Expanding Groundswell’s Community Power Program in Baltimore

Year Complete: 2015
Grant Amount: $50,000
Local Government: City of Baltimore, MD
Local Foundation: Abell Foundation

Project Purpose

To expand Groundswell’s Community Power Program in Baltimore, to help community institutions and low-income families access sustainable power, build connections, and saving money on electricity bills.

Key Lessons Learned

Lessons learned about tools and tactics through the project that other sustainability directors could use to advance their work.

  • Invest in on-the-ground organizing staff that dedicates significant time to engaging residents and organizations. By building partnerships with neighborhood associations and government and community groups, you will reach more residents with better results.
  • Listening sessions with priority communities are instrumental in guiding an approach to program design.
  • Be clear about project roles.
  • Develop strong coordination with partners. There are a limited number of institutions in a city and their leaders have limited bandwidth to engage with the broad spectrum of clean energy issues.
  • Use texting tools to organize low-income communities who do not have consistent access to computers.
  • Take a block-by-block or neighborhood-saturation approach to organizing work.

Lessons for developing a collaborative process between a local government sustainability director and local place-based foundation(s).

Be sure to forge close relationships with local foundations by understanding issues or potential projects that are important to them.  There is no telling what new initiatives might emerge.

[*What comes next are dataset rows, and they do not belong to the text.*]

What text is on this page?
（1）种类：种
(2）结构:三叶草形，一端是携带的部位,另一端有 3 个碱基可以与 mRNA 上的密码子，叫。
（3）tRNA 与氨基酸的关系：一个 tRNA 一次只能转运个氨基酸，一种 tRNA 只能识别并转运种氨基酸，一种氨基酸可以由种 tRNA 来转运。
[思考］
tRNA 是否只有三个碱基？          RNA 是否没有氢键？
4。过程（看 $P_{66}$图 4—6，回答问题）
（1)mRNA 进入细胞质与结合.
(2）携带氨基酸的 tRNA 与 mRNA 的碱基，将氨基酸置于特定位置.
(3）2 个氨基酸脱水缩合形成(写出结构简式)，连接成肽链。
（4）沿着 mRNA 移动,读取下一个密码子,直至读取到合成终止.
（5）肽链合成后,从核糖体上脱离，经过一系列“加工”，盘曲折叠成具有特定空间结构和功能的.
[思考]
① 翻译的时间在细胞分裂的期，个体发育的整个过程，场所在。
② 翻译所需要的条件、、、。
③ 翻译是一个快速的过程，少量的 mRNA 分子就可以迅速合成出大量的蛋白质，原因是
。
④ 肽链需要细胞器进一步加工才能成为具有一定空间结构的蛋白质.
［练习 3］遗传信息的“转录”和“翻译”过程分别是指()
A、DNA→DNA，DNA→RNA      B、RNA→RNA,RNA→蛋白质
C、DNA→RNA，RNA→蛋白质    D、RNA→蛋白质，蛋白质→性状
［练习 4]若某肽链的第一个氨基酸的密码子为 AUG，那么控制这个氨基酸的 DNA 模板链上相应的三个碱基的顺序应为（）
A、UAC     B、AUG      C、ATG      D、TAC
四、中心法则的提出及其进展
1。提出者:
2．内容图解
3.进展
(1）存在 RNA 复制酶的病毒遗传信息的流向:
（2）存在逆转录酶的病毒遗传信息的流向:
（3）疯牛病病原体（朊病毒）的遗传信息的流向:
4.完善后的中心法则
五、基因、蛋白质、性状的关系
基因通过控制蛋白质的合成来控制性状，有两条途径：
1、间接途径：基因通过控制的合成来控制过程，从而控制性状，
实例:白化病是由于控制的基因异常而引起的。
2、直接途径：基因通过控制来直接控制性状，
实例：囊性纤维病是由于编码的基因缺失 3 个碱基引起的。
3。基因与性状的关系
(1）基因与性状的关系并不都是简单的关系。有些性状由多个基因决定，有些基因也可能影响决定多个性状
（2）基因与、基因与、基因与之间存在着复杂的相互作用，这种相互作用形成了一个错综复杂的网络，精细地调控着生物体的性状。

Additional Information and Resources

The partnership between the Abell Foundation and Groundswell has continued.  In May 2014, an additional $50,000 was awarded to focus efforts on new markets in Baltimore. Specifically, these funds were focused on small business and charter school outreach, continuing the block-by-block saturation strategy, hiring a program coordinator and summer fellows, and introducing additional mobile enrollment technologies.  In 2016, an additional $60,000 was awarded in support of the initiative Pioneering a New and Replicable Model for Low‑ and Moderate‑Income Community Solar Projects in Baltimore City.